Voltaire au Panthéon
   Les combats de Voltaire contre les restrictions de la liberté individuelle lui confèrent une immense popularité. Lorsqu’il revient à Paris en 1778, le peuple de la capitale lui réserve un accueil chaleureux et le porte en triomphe pour aller assister à la sixième représentation de sa dernière pièce « Irène ». En avril de cette même année, il devient franc-maçon. Voltaire meurt le 30 mai 1778 à Paris. Le curé de Saint-Sulpice refusant de l’inhumer, il est enterré à l’abbaye de Scellières (près de Troyes), grâce à l’intervention de son neveu. Ses cendres furent transférées au Panthéon le 11 juillet 1791, après une grande cérémonie sans la participation du clergé. Les œuvres de Voltaire dénoncent la guerre, l’intolérance religieuse, l’injustice politique et sociale qui régnaient au XVIIIe siècle. On sent y souffler le vent annonciateur de la Révolution française de 1789.

Voltaire : dates clés
   21 novembre 1694 : Naissance de Voltaire
François-Marie Arouet alias Voltaire est le dernier fils d’un notaire parisien. Après le collège des Jésuites Louis-le-Grand, il fait de brillantes études de rhétorique et de philosophie. Le jeune homme choisit rapidement à une carrière littéraire.
  16 mai 1717 : Voltaire embastillé
Francois-Marie Arouet, 23 ans, dont les écrits satiriques s’en prennent à la vie intime de Philippe d’Orléans, est envoyé à la Bastille pour outrage au Régent. Il y restera 11 mois. Il y entreprendra l’écriture de « Œdipe » et prendra le pseudonyme de Voltaire. A sa sortie le succès de sa tragédie marquera le début de sa reconnaissance littéraire.
   1726 : Deuxième séjour à la Bastille
Lors d’une dispute avec le chevalier de Rohan-Chabot, Voltaire a ce mot d’esprit :  » Mon nom, je le commence, et vous finissez le vôtre « . Pour éviter un duel entre les deux hommes, la puissante famille du chevalier le fait emprisonner sur une lettre de cachet. Voltaire est libéré contre la promesse de s’exiler en Angleterre. Outre-Manche, il découvre la grande liberté d’opinion dont jouissent les Anglais et se fixe comme but de tout faire pour réformer de la société française au niveau social et judiciaire.

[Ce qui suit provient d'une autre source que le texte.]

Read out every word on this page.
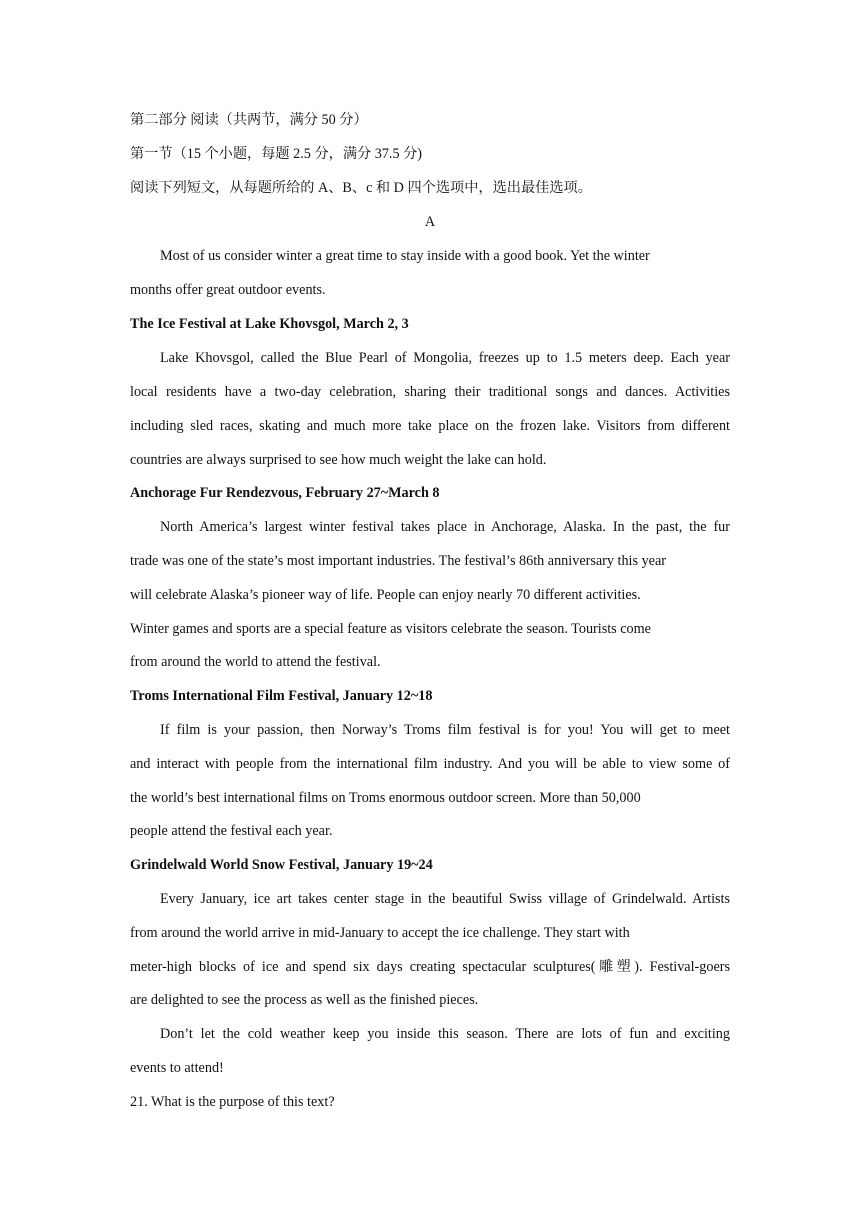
第二部分 阅读（共两节，满分 50 分）
第一节（15 个小题，每题 2.5 分，满分 37.5 分)
阅读下列短文，从每题所给的 A、B、c 和 D 四个选项中，选出最佳选项。
A
Most of us consider winter a great time to stay inside with a good book. Yet the winter
months offer great outdoor events.
The Ice Festival at Lake Khovsgol, March 2, 3
Lake Khovsgol, called the Blue Pearl of Mongolia, freezes up to 1.5 meters deep. Each year
local residents have a two-day celebration, sharing their traditional songs and dances. Activities
including sled races, skating and much more take place on the frozen lake. Visitors from different
countries are always surprised to see how much weight the lake can hold.
Anchorage Fur Rendezvous, February 27~March 8
North America’s largest winter festival takes place in Anchorage, Alaska. In the past, the fur
trade was one of the state’s most important industries. The festival’s 86th anniversary this year
will celebrate Alaska’s pioneer way of life. People can enjoy nearly 70 different activities.
Winter games and sports are a special feature as visitors celebrate the season. Tourists come
from around the world to attend the festival.
Troms International Film Festival, January 12~18
If film is your passion, then Norway’s Troms film festival is for you! You will get to meet
and interact with people from the international film industry. And you will be able to view some of
the world’s best international films on Troms enormous outdoor screen. More than 50,000
people attend the festival each year.
Grindelwald World Snow Festival, January 19~24
Every January, ice art takes center stage in the beautiful Swiss village of Grindelwald. Artists
from around the world arrive in mid-January to accept the ice challenge. They start with
meter-high blocks of ice and spend six days creating spectacular sculptures(雕塑). Festival-goers
are delighted to see the process as well as the finished pieces.
Don’t let the cold weather keep you inside this season. There are lots of fun and exciting
events to attend!
21. What is the purpose of this text?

   1734 : Ses écrits provocateurs le poussent à fuir
Voltaire fait publier les « Lettres philosophiques » en 1734. Cette satire des mœurs et des institutions françaises fait scandale et est condamnée par la censure. Le philosophe s’enfuit de Paris et se réfugie en Lorraine chez la marquise du Châtelet. A cause de cette censure, Voltaire publiera des dizaines d’écrits de façon anonyme.
  1747 : La vie de courtisan
Grâce à diverses amitiés, Voltaire est invité à Versailles. Il devient courtisan et découvre les intrigues de la Cour de Louis XV. Ces dernières lui inspirent « Memnon, histoire orientale » (1747), une première version de Zadig. Mais son ironie mordante lui vaudra d’être disgracié. Il lui faut alors trouver un autre protecteur.
   1750 : A la cour de Frédéric II
En 1750, Voltaire accepte l’invitation du roi de Prusse Frédéric II. Il reste trois ans à Berlin, durant lesquels le roi lui verse une pension de 20 000 livres. Les soupers entre le roi et l’homme de lettres sont restés célèbres. C’est à cette époque qu’il écrit « le Siècle de Louis XIV » (1752) et le conte philosophique « Micromégas ». Une querelle avec Maupertuis le contraint à quitter la cour et à s’installer en Suisse. Il est alors âgé de soixante ans. En 1759, il achève l’un de ses chefs-d’œuvre, « Candide ou l’Optimiste ».
   9 mars 1765 : Réhabilitation de Jean Calas
   Trois ans exactement après son procès, la famille Calas, soutenue par Voltaire, obtient la réhabilitation de Jean. Soupçonné d’avoir tué son fils, le protestant Jean Calas avait été supplicié et mis à mort sur fond d’intolérance religieuse. Afin de parvenir à la révision du procès, Voltaire avait publié en 1763 l’ouvrage « Traité sur la tolérance à l’occasion de la mort de Jean Calas » tandis que la famille avait obtenu un entretien à Versailles auprès de Louis XV. Le capitoul, c’est-à-dire l’officier municipal de Toulouse, qui avait largement contribué à monter les fausses accusations contre Calas, est destitué.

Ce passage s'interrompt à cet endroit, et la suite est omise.